A great twitter thread (@JackVigdor) about issues publishing in a top tier journal. In a nutshell, the space is very limited and the time to acceptance has grown longer. This is especially striking compared with other disciplines such as chemistry. Here is my reply:
I started decades ago, before the internet. I've had my share of slings and arrows. I was told by senior faculty that if you did not know someone on the journal's editorial board, you had no chance of publishing in a top journal. I was also told by a senior faculty that only a small percentage of articles are "worth it" and the rest should be put on large tanker and sunk.
Knowing somone was especially true for game theory, where there are many ways to move forward with the analysis. You needed a superior's mark of approval. No one seemed to care.
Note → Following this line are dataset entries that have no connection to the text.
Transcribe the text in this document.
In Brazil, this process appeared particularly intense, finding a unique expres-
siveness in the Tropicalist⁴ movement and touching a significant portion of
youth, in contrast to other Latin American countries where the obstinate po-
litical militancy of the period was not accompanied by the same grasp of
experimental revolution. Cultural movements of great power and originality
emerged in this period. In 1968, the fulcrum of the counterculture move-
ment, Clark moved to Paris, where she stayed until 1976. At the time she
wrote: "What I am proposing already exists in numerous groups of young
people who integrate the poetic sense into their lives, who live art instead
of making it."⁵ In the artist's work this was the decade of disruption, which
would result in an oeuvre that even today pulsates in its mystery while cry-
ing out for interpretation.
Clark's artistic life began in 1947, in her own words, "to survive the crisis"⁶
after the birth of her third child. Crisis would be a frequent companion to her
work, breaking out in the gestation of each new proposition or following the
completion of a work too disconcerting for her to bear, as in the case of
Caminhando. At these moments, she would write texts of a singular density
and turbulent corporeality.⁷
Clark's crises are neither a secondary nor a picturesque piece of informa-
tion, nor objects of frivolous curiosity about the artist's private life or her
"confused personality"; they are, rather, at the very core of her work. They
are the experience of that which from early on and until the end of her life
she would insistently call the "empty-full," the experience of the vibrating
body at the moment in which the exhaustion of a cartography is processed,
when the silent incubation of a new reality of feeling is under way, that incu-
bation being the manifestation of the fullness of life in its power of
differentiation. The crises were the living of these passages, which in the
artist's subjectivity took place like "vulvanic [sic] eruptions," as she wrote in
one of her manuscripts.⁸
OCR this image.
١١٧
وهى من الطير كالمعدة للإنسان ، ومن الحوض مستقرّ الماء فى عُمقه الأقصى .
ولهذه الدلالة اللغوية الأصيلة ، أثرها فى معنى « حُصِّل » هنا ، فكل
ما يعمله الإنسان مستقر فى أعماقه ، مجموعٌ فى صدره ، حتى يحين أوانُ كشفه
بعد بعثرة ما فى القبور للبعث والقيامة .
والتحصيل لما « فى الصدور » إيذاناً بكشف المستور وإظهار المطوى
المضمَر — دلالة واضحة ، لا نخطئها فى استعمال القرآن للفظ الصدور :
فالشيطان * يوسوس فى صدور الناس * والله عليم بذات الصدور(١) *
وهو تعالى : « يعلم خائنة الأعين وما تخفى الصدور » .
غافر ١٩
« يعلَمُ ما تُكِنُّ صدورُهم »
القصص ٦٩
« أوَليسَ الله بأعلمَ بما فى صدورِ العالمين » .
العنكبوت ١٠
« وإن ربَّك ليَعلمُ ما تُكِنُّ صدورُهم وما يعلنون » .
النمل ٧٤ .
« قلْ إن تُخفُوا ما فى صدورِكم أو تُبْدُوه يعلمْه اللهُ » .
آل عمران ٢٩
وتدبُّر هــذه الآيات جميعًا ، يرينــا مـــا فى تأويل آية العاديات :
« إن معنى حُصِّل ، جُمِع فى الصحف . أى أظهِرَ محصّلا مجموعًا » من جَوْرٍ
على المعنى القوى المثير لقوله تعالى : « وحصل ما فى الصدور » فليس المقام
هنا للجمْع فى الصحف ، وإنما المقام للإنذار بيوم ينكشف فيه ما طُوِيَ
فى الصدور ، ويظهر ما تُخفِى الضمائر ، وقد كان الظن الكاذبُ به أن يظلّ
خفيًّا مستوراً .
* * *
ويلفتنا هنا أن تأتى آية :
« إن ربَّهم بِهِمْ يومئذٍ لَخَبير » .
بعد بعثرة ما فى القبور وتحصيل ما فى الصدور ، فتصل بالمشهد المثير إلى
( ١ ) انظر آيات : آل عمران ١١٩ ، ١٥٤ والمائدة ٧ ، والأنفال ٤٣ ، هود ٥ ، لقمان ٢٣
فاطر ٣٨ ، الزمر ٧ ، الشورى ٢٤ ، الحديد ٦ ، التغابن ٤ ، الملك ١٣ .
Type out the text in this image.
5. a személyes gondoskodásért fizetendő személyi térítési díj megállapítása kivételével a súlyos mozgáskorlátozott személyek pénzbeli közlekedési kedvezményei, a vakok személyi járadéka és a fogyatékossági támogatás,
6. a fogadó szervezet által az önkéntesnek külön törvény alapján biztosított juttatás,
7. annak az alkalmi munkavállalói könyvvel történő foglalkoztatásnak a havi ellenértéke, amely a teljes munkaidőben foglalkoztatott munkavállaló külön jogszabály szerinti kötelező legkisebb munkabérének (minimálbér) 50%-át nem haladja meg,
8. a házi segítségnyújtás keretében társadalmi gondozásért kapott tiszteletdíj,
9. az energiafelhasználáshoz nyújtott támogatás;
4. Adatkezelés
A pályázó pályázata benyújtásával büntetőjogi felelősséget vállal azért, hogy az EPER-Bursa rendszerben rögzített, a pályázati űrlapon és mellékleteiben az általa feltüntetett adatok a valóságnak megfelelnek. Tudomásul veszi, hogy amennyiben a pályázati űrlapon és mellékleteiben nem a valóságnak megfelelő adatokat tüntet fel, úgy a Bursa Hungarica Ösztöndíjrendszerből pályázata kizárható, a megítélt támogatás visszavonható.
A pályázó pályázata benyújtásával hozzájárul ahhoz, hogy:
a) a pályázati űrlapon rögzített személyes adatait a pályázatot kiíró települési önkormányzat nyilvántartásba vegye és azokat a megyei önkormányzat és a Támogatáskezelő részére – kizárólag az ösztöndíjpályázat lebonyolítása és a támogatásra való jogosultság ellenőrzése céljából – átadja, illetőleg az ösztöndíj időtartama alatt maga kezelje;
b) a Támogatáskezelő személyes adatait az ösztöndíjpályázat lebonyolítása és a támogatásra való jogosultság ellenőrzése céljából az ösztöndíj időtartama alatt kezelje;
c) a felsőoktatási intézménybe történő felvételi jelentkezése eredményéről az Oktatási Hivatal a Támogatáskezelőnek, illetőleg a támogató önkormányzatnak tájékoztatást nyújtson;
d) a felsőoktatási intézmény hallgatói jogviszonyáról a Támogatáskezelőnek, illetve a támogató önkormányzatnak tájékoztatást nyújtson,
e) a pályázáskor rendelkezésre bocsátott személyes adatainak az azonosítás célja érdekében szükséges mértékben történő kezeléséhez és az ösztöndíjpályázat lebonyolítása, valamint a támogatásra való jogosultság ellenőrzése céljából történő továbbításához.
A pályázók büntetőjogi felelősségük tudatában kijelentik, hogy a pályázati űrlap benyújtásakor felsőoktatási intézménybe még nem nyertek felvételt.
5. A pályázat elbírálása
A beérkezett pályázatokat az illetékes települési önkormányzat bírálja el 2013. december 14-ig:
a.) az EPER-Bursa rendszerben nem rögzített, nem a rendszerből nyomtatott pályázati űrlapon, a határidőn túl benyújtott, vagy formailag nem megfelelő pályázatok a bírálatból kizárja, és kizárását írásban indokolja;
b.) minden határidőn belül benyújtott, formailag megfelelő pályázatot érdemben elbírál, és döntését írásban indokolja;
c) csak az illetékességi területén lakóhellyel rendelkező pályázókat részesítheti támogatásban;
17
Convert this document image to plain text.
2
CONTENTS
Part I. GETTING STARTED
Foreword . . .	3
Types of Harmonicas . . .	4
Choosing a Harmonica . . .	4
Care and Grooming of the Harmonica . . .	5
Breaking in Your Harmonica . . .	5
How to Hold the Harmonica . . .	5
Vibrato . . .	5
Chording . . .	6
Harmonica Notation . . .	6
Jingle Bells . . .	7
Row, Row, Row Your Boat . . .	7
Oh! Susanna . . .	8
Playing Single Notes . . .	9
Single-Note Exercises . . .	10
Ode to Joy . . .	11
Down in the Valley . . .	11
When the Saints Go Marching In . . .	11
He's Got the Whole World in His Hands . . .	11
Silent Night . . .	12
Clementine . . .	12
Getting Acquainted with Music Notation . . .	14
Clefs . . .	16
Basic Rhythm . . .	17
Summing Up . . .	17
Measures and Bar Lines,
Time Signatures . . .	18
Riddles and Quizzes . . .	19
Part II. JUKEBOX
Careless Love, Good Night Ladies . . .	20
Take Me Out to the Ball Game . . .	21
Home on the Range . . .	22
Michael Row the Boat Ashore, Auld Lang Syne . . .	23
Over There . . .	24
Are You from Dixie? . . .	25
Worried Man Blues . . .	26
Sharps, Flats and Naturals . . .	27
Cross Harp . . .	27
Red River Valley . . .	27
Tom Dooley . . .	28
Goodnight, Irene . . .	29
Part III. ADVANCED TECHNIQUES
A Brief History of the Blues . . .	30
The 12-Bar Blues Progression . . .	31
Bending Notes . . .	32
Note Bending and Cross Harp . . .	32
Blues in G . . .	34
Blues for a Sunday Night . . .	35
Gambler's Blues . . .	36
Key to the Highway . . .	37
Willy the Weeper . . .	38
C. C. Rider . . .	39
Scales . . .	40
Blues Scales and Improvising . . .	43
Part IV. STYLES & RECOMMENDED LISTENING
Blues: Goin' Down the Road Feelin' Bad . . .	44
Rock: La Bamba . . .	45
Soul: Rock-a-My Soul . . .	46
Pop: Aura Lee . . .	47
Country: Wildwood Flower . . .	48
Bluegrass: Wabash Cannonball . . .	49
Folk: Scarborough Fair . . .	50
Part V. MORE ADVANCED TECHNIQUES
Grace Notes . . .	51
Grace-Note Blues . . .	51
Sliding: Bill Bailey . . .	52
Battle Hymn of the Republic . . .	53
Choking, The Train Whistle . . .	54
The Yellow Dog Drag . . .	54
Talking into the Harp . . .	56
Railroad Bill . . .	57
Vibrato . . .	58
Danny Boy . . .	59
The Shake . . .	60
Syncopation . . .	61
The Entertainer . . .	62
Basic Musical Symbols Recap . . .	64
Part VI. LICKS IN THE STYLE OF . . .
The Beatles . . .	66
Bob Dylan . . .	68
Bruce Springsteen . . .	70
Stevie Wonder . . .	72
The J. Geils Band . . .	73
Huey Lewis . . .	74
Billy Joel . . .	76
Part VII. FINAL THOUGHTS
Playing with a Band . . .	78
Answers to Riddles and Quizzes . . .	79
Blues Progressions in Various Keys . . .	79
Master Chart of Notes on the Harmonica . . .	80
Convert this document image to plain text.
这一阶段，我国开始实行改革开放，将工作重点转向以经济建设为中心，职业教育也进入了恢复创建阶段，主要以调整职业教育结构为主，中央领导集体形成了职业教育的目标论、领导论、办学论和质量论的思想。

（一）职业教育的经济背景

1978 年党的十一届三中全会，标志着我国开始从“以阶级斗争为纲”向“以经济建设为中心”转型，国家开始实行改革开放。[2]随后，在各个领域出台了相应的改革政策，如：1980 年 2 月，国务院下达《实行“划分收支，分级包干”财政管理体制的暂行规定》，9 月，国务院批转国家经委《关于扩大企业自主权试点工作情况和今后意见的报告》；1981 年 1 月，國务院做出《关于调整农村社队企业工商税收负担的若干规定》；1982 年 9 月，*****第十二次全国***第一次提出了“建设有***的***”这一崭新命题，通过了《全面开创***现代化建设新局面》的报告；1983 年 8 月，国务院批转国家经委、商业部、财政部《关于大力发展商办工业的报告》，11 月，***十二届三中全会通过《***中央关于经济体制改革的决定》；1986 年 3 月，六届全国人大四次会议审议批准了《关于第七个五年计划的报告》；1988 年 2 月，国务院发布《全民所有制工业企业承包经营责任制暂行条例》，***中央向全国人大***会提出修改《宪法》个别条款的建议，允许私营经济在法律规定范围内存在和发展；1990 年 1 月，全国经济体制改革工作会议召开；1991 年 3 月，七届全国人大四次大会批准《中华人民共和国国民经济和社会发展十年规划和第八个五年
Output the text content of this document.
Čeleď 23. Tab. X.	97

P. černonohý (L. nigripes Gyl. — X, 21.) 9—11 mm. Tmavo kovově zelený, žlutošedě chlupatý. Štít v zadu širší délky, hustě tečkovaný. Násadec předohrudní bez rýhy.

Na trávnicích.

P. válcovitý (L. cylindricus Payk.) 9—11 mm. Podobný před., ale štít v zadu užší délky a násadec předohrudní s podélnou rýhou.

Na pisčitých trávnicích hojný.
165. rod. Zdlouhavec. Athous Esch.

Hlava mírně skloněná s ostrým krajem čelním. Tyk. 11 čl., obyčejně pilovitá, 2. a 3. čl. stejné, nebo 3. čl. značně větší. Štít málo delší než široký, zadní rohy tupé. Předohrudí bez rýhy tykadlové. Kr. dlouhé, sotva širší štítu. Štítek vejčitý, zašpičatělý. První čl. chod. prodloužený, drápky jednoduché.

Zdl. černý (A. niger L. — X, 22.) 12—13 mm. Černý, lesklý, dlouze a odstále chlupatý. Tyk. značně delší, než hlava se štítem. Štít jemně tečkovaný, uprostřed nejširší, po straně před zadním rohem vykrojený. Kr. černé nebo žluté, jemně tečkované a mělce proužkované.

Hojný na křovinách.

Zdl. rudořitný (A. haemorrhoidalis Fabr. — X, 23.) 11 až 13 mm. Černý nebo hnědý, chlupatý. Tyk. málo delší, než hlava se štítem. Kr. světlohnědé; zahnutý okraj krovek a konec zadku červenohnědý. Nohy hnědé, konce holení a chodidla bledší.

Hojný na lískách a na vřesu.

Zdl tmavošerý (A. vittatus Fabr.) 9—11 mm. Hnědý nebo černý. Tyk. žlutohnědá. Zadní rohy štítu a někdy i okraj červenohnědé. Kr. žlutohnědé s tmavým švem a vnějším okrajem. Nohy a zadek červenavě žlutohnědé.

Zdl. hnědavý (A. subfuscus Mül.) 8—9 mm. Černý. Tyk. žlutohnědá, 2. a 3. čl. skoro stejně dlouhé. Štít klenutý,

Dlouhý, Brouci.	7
I changed directions and became very active administratively. I also devoted myself to improving teaching and curricula. These are low-valued activities. While I've returned to research, I fear that the activity "creation of knowledge" has worsened. There are no blind reviews - seminars are essential, so big names know your paper and that you have considered their comments.
A few years ago, before the pandemic, I watched a video of a seminar with big names at the AEA meetings about the tyranny of the top 5 journals in economics -their comments were not about hurting feelings but losing perspectives and ideas through the endless quest to appear more and more like an article in a top five.
The quest has only grown more serious. I worry for the future with elites reproducing themselves and everyone else feeling unimportant without a voice in the top 5. It creates a hole for the public. What we need is competition for public intellectuals. People who can speak sensibly about policies for the general public. But the general public must be the audience.
I will add another post about some comments directed at me. It may help younger faculty dealing with similar issues.